The government is quick to point out that rescheduling doesn’t make marijuana legal in and of itself. But just like medical cannabis has proven to be a steppingstone to legalizing adult use, getting marijuana rescheduled is the final step on the road that leads to full federal legalization. In this writer’s opinion, it is only a matter of time now.

Responding to the Pressure

HHS reviewed the idea of rescheduling marijuana before making a recommendation to the DEA some eight months ago. Normally, the DEA can take up and settle such recommendations within six months. When the six-month mark came and went with no action from the agency, pressure began to build.

It started with media pressure continually asking why the DEA had not taken action. It was followed up by direct pressure from the Biden administration. Finally, a group of federal lawmakers sent a letter to the DEA demanding action.

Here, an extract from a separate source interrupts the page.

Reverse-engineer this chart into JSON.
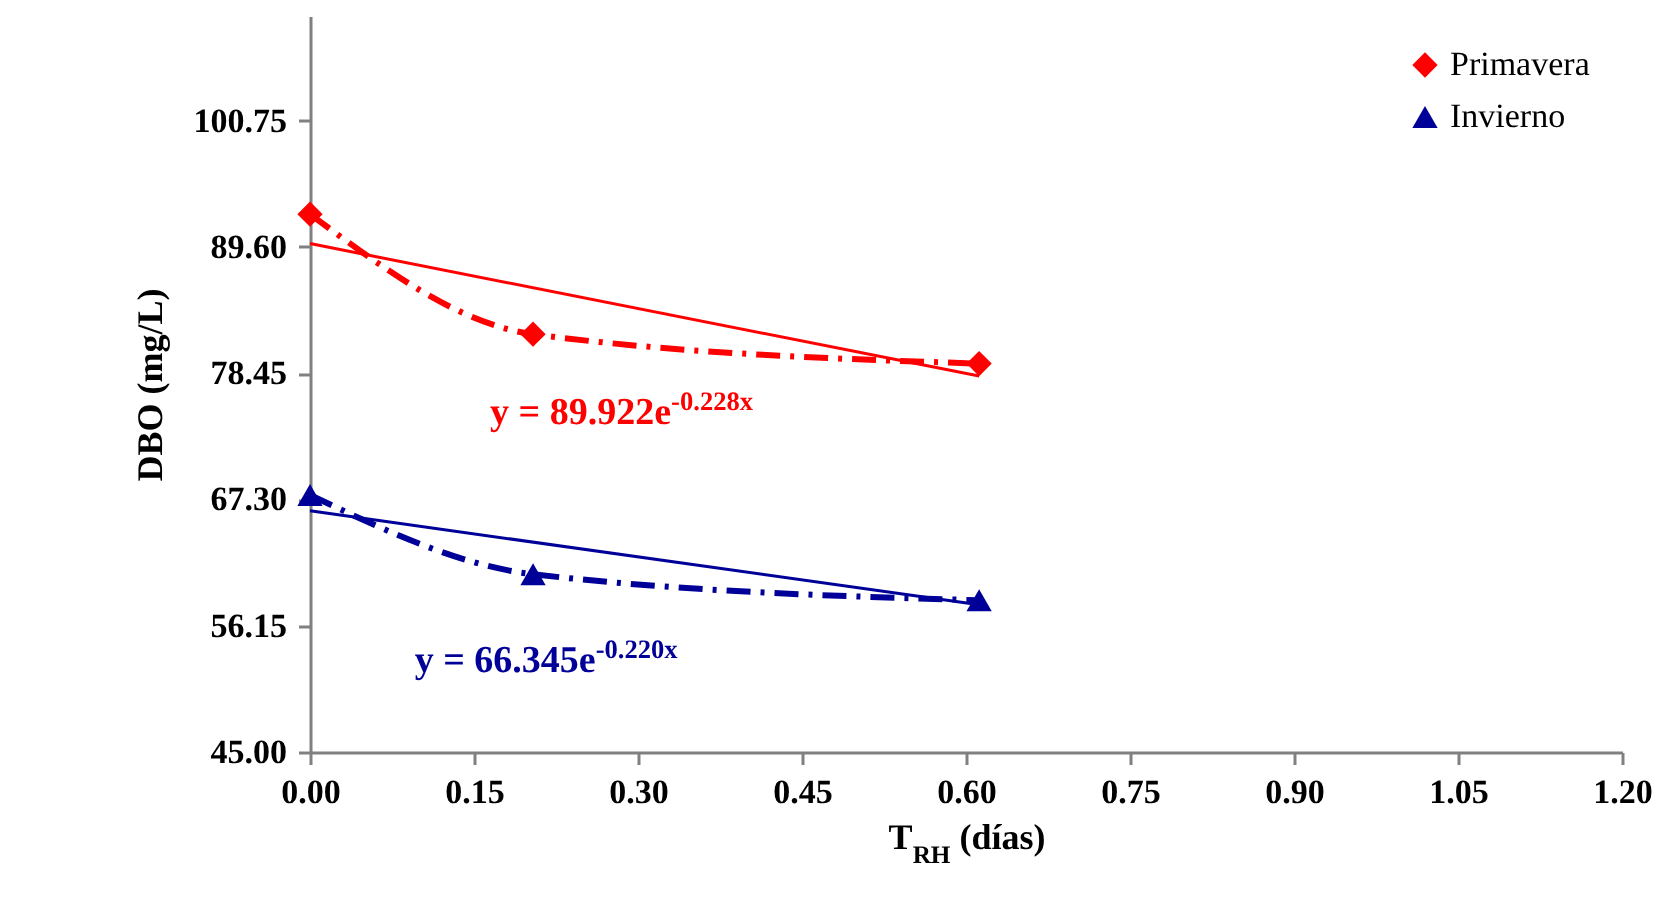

It would appear as though all the pressure finally paid off.

Although certain officials at the DEA remain skeptical of marijuana’s medical benefits, the agency has moved ahead with its own rescheduling recommendation. Now a rule needs to be written and submitted for public comment. Following the public comment process, a final rule can be adopted and entered into the Federal Registry.

Still Not Fully Legal

Rescheduling marijuana does not fully legalize it. Rather, it removes marijuana from a category containing drugs like heroin and LSD and puts it in the same group as ketamine and anabolic steroids. People still will not have federal approval to grow, possess, distribute, or use marijuana as they see fit.

So what’s the point of rescheduling? To ease restrictions relating to medical cannabis. Right now, states with active medical cannabis programs are effectively thumbing their noses at Washington. Their medical programs only continue unabated because the DEA is not enforcing federal law.

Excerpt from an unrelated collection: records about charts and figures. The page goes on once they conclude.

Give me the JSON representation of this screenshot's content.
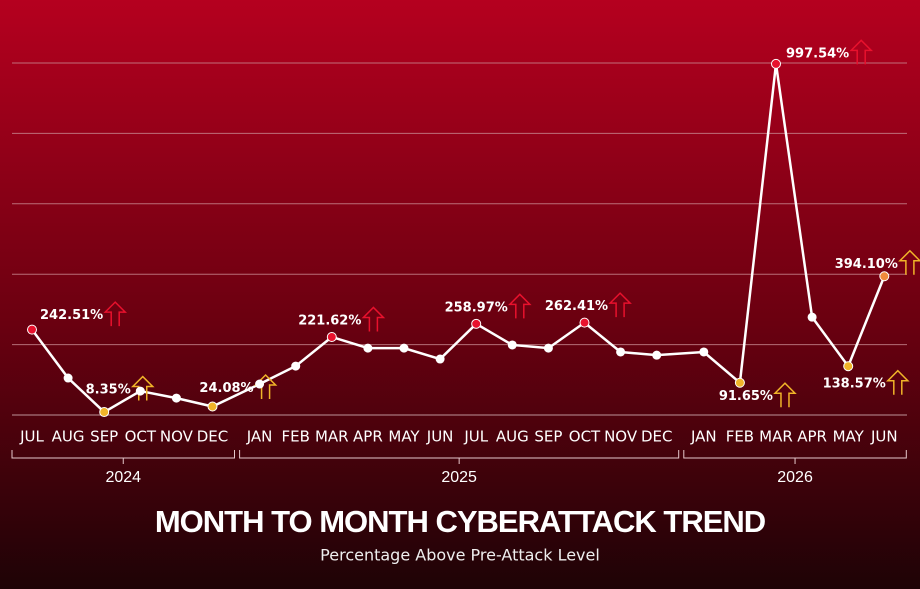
{
  "chart_data": {
    "type": "line",
    "title": "MONTH TO MONTH CYBERATTACK TREND",
    "subtitle": "Percentage Above Pre-Attack Level",
    "groups": [
      {
        "label": "2024",
        "months": [
          "JUL",
          "AUG",
          "SEP",
          "OCT",
          "NOV",
          "DEC"
        ]
      },
      {
        "label": "2025",
        "months": [
          "JAN",
          "FEB",
          "MAR",
          "APR",
          "MAY",
          "JUN",
          "JUL",
          "AUG",
          "SEP",
          "OCT",
          "NOV",
          "DEC"
        ]
      },
      {
        "label": "2026",
        "months": [
          "JAN",
          "FEB",
          "MAR",
          "APR",
          "MAY",
          "JUN"
        ]
      }
    ],
    "values": [
      242.51,
      105,
      8.35,
      68,
      48,
      24.08,
      88,
      139,
      221.62,
      190,
      190,
      159,
      258.97,
      199,
      190,
      262.41,
      179,
      170,
      179,
      91.65,
      997.54,
      278,
      138.57,
      394.1
    ],
    "value_labels": [
      "242.51%",
      null,
      "8.35%",
      null,
      null,
      "24.08%",
      null,
      null,
      "221.62%",
      null,
      null,
      null,
      "258.97%",
      null,
      null,
      "262.41%",
      null,
      null,
      null,
      "91.65%",
      "997.54%",
      null,
      "138.57%",
      "394.10%"
    ],
    "point_colors": [
      "#e8112d",
      "#ffffff",
      "#f0b429",
      "#ffffff",
      "#ffffff",
      "#f0b429",
      "#ffffff",
      "#ffffff",
      "#e8112d",
      "#ffffff",
      "#ffffff",
      "#ffffff",
      "#e8112d",
      "#ffffff",
      "#ffffff",
      "#e8112d",
      "#ffffff",
      "#ffffff",
      "#ffffff",
      "#f0b429",
      "#e8112d",
      "#ffffff",
      "#f0b429",
      "#f08a3c"
    ],
    "line_color": "#ffffff",
    "ylim": [
      0,
      1000
    ],
    "yticks": [
      0,
      200,
      400,
      600,
      800,
      1000
    ],
    "grid": true
  }
}
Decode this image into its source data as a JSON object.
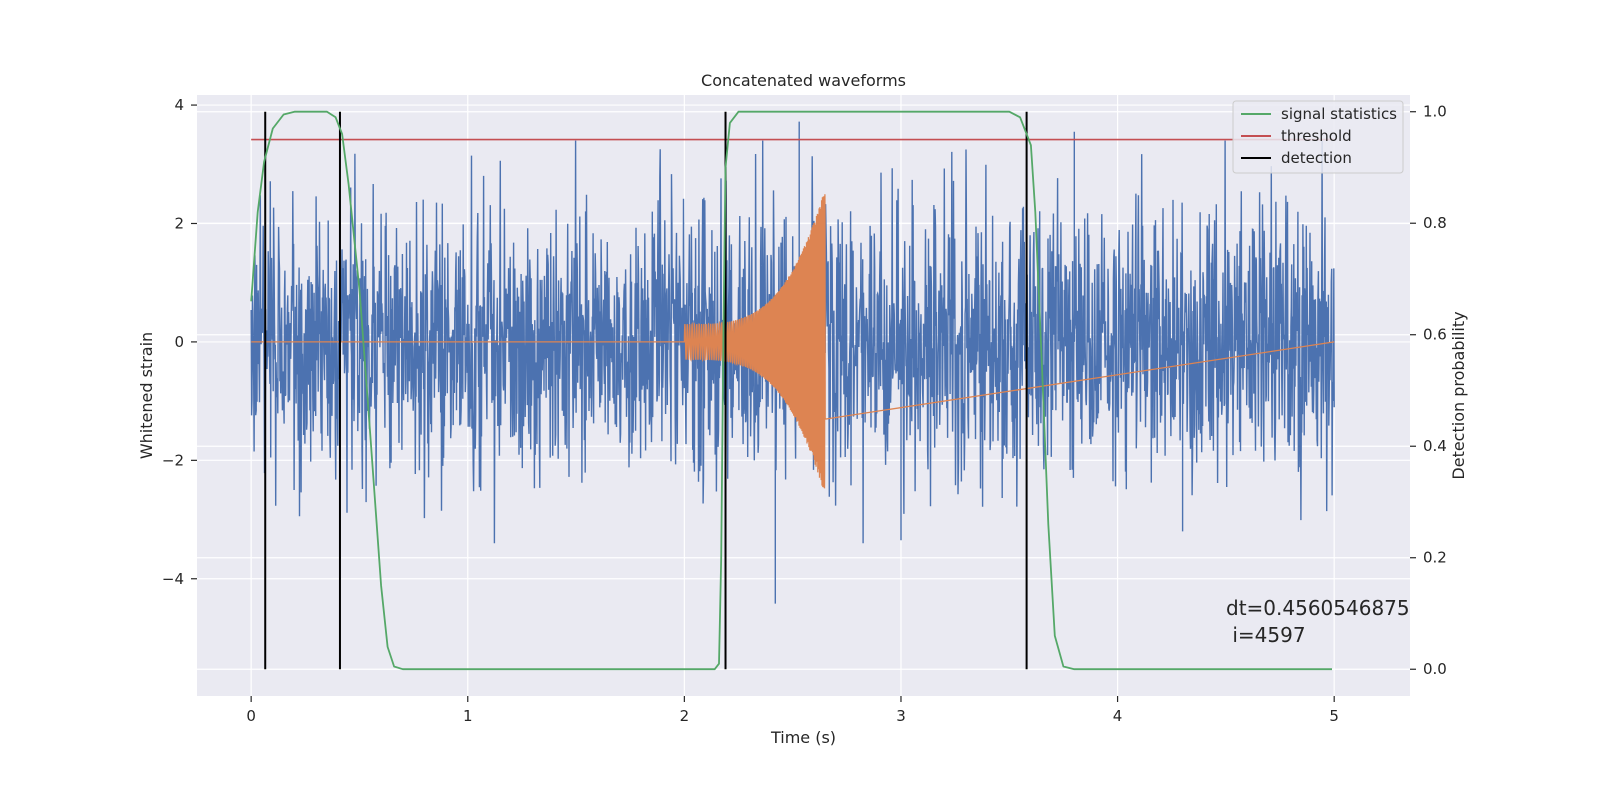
{
  "chart_data": {
    "type": "line",
    "title": "Concatenated waveforms",
    "xlabel": "Time (s)",
    "ylabel": "Whitened strain",
    "ylabel_right": "Detection probability",
    "xlim": [
      -0.25,
      5.35
    ],
    "ylim": [
      -5.98,
      4.17
    ],
    "ylim_right": [
      -0.048,
      1.03
    ],
    "xticks": [
      0,
      1,
      2,
      3,
      4,
      5
    ],
    "yticks": [
      4,
      2,
      0,
      -2,
      -4
    ],
    "ytick_labels": [
      "4",
      "2",
      "0",
      "−2",
      "−4"
    ],
    "yticks_right": [
      1.0,
      0.8,
      0.6,
      0.4,
      0.2,
      0.0
    ],
    "ytick_labels_right": [
      "1.0",
      "0.8",
      "0.6",
      "0.4",
      "0.2",
      "0.0"
    ],
    "grid": true,
    "legend_position": "top-right",
    "colors": {
      "background": "#eaeaf2",
      "grid": "#ffffff",
      "strain": "#4c72b0",
      "injection": "#dd8452",
      "signal_statistics": "#55a868",
      "threshold": "#c44e52",
      "detection": "#000000"
    },
    "series": [
      {
        "name": "",
        "axis": "left",
        "description_color": "strain",
        "x_range": [
          0,
          5
        ],
        "envelope_typical": 1.2,
        "extreme_peaks": [
          [
            2.53,
            3.72
          ],
          [
            3.8,
            3.55
          ],
          [
            2.42,
            -4.42
          ],
          [
            3.0,
            -3.35
          ],
          [
            4.3,
            -3.2
          ]
        ]
      },
      {
        "name": "",
        "axis": "left",
        "description_color": "injection",
        "x_range": [
          2.0,
          2.65
        ],
        "amplitude_start": 0.3,
        "amplitude_peak": 2.6
      },
      {
        "name": "signal statistics",
        "axis": "right",
        "points": [
          [
            0.0,
            0.66
          ],
          [
            0.03,
            0.82
          ],
          [
            0.06,
            0.91
          ],
          [
            0.1,
            0.97
          ],
          [
            0.15,
            0.995
          ],
          [
            0.2,
            1.0
          ],
          [
            0.35,
            1.0
          ],
          [
            0.39,
            0.99
          ],
          [
            0.42,
            0.96
          ],
          [
            0.45,
            0.87
          ],
          [
            0.5,
            0.68
          ],
          [
            0.55,
            0.42
          ],
          [
            0.6,
            0.15
          ],
          [
            0.63,
            0.04
          ],
          [
            0.66,
            0.005
          ],
          [
            0.7,
            0.0
          ],
          [
            2.14,
            0.0
          ],
          [
            2.16,
            0.01
          ],
          [
            2.17,
            0.2
          ],
          [
            2.18,
            0.6
          ],
          [
            2.19,
            0.9
          ],
          [
            2.21,
            0.98
          ],
          [
            2.25,
            1.0
          ],
          [
            3.5,
            1.0
          ],
          [
            3.55,
            0.99
          ],
          [
            3.6,
            0.94
          ],
          [
            3.62,
            0.82
          ],
          [
            3.65,
            0.55
          ],
          [
            3.68,
            0.26
          ],
          [
            3.71,
            0.06
          ],
          [
            3.75,
            0.005
          ],
          [
            3.8,
            0.0
          ],
          [
            4.99,
            0.0
          ]
        ]
      },
      {
        "name": "threshold",
        "axis": "right",
        "value": 0.95,
        "x_range": [
          0,
          5
        ]
      },
      {
        "name": "detection",
        "axis": "right",
        "x_positions": [
          0.065,
          0.41,
          2.19,
          3.58
        ],
        "range": [
          0,
          1
        ]
      }
    ],
    "annotation": {
      "line1": "dt=0.4560546875",
      "line2": " i=4597"
    }
  }
}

Rescheduling will, according to the operators of Utahmarijuana.org, throw open the doors to more research into marijuana’s efficacy for treating conditions like chronic pain and PTSD. It will make it easier for researchers to acquire cannabis for research purposes.

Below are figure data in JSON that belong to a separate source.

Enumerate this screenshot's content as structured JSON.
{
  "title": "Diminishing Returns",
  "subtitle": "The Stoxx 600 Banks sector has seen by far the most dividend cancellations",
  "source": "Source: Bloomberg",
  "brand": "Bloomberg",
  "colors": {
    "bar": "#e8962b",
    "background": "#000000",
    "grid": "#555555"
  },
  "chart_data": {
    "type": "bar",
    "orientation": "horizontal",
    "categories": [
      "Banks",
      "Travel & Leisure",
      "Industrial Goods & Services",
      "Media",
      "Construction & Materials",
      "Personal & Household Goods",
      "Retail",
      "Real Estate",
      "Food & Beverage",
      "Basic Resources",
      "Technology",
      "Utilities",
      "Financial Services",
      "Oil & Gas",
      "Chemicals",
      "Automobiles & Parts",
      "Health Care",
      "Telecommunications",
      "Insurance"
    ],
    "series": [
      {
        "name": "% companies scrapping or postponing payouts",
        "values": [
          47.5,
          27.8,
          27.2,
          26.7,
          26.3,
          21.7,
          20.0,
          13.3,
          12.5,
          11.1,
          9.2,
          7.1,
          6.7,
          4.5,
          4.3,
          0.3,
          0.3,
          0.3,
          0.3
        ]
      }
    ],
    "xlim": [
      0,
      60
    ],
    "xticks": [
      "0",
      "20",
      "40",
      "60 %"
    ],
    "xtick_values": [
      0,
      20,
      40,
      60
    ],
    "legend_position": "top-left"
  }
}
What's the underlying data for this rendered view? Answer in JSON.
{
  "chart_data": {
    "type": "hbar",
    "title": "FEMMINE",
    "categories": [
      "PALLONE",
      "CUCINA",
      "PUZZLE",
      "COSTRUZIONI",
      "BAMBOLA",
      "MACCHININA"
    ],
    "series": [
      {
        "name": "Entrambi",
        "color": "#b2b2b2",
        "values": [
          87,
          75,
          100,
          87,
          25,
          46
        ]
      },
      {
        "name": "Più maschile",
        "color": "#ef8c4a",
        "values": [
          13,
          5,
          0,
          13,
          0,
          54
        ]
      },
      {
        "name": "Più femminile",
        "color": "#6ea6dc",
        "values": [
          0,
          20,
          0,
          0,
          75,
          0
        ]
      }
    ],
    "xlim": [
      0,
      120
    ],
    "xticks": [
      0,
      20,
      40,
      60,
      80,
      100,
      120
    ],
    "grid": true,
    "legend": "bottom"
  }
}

This suggests that cannabis-derived medications are on the horizon. Through rescheduling, doctors may one day write traditional prescriptions for cannabis medications the same way they currently do for prescription pain medications.

The Financial Impacts

Rescheduling will also have a tremendous financial impact on cannabis businesses. For example, cannabis growers and distributors are currently not allowed to write off their expenses. That means they pay taxes on all their revenue – not just profits. Rescheduling will change that. Rescheduling will allow them to take advantage of the same write-offs businesses in other sectors already claim.

Cannabis businesses should also start seeing more access to traditional bank services. With rescheduling in play, there appears to be no need for banking reform to protect financial institutions choosing to do business with cannabis companies. However, that remains to be seen.

The DEA has made history with its recommendation to reschedule marijuana. Not much will change for the states in the short term. However, rescheduling is not the end of it. Marijuana will eventually be legal for any purpose across the nation. You can bank on it.